Jesus Christ Kinski (2025)
Jesus Christ Kinski’s premise initially seems to be the recreation of a single performance by the prolific and legendarily volatile actor Klaus Kinski. After many years acting in movies (of wildly varying quality) in 1971 Kinski returned to the theatrical stage for a one-man show at Berlin’s Deutschlandhalle, a monologue entitled Jesus Christus Erlöser ("Jesus Christ the Saviour / Redeemer”). His intense performance rapidly devolved into a kind of battle between Kinski and the audience. The occasion was captured on film and released as a documentary in 2008. In the book’s first part, we are thrown directly into the performance, told in Kinski’s own voice, and moving wildly between reportage of the event itself and Myers’ invention (using words from Kinski’s autobiographies) of what may have been going through his mind.
Good Girl (2025)
Good Girl centres on Nila, a 19-year-old student of Afghan refugees living in Berlin in what seems to be around the late 2000s/early 2010s.
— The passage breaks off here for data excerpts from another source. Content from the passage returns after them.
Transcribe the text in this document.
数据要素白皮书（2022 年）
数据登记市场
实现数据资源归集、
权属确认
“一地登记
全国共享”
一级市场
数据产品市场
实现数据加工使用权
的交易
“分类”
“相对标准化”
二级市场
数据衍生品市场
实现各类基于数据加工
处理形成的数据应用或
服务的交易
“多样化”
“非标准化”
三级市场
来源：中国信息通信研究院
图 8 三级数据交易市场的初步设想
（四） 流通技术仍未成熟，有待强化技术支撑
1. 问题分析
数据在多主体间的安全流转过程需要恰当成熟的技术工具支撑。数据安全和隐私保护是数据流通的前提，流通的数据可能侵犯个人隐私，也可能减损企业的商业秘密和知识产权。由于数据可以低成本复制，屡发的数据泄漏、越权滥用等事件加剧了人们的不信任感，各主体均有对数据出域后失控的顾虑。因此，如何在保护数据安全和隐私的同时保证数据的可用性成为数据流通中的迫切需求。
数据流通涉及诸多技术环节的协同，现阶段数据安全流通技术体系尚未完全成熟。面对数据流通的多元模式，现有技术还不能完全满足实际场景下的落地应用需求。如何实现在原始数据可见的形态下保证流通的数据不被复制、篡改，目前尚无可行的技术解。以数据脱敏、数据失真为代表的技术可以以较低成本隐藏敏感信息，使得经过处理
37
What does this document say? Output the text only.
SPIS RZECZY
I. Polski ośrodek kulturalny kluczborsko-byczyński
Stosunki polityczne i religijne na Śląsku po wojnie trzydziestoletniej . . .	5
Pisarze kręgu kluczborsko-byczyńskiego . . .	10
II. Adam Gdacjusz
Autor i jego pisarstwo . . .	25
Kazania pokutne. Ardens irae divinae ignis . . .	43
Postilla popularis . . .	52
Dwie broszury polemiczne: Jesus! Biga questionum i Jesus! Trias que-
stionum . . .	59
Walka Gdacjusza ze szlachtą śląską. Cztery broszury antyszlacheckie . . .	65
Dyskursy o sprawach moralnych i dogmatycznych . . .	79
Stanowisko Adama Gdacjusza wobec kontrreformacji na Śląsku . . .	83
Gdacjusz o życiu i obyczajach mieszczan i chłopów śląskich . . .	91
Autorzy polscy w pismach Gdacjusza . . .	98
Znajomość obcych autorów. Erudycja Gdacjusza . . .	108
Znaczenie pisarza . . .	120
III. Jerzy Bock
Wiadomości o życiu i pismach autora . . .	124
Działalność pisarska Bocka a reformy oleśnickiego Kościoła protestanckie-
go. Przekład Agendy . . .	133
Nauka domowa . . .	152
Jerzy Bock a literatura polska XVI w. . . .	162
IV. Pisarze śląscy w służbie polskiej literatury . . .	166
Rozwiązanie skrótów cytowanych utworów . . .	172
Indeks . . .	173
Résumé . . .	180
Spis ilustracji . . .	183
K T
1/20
She has lost her mother and is keen to distance herself from her father, and throws herself into the Berlin clubbing scene, spending long nights and days partying, notably at ‘the Bunker’ (transparently Berghain) where she meets the much older American writer Marlowe, with whom she begins a tempestuous sort-of-relationship based around a mutual affection for art and the consumption of illicit substances.
The Blue Flower (1995)
The Blue Flower is set in the Germany of the late Eighteenth century, as Romantic sensibilities ferment in the great universities and clash with the traditional ways found in the small towns where much of its action takes place. At the centre of the novel is Friedrich von Hardenberg, a student of philosophy, rubbing shoulders with the likes of Goethe and developing his own ideas and poetry with which he will later find fame as Novalis. The novel’s short chapters provide insights into his unusual and contradictory life (alongside his poetry, he’s also taking on the running of a salt mine…) as well as those of his family members and contemporaries. Most strikingly, it details his captivation by the twelve-year old Sophie von Kuhn, a ‘normal’ girl offering little in terms of the usual expectations of the time (she’s neither financially nor intellectually his equal).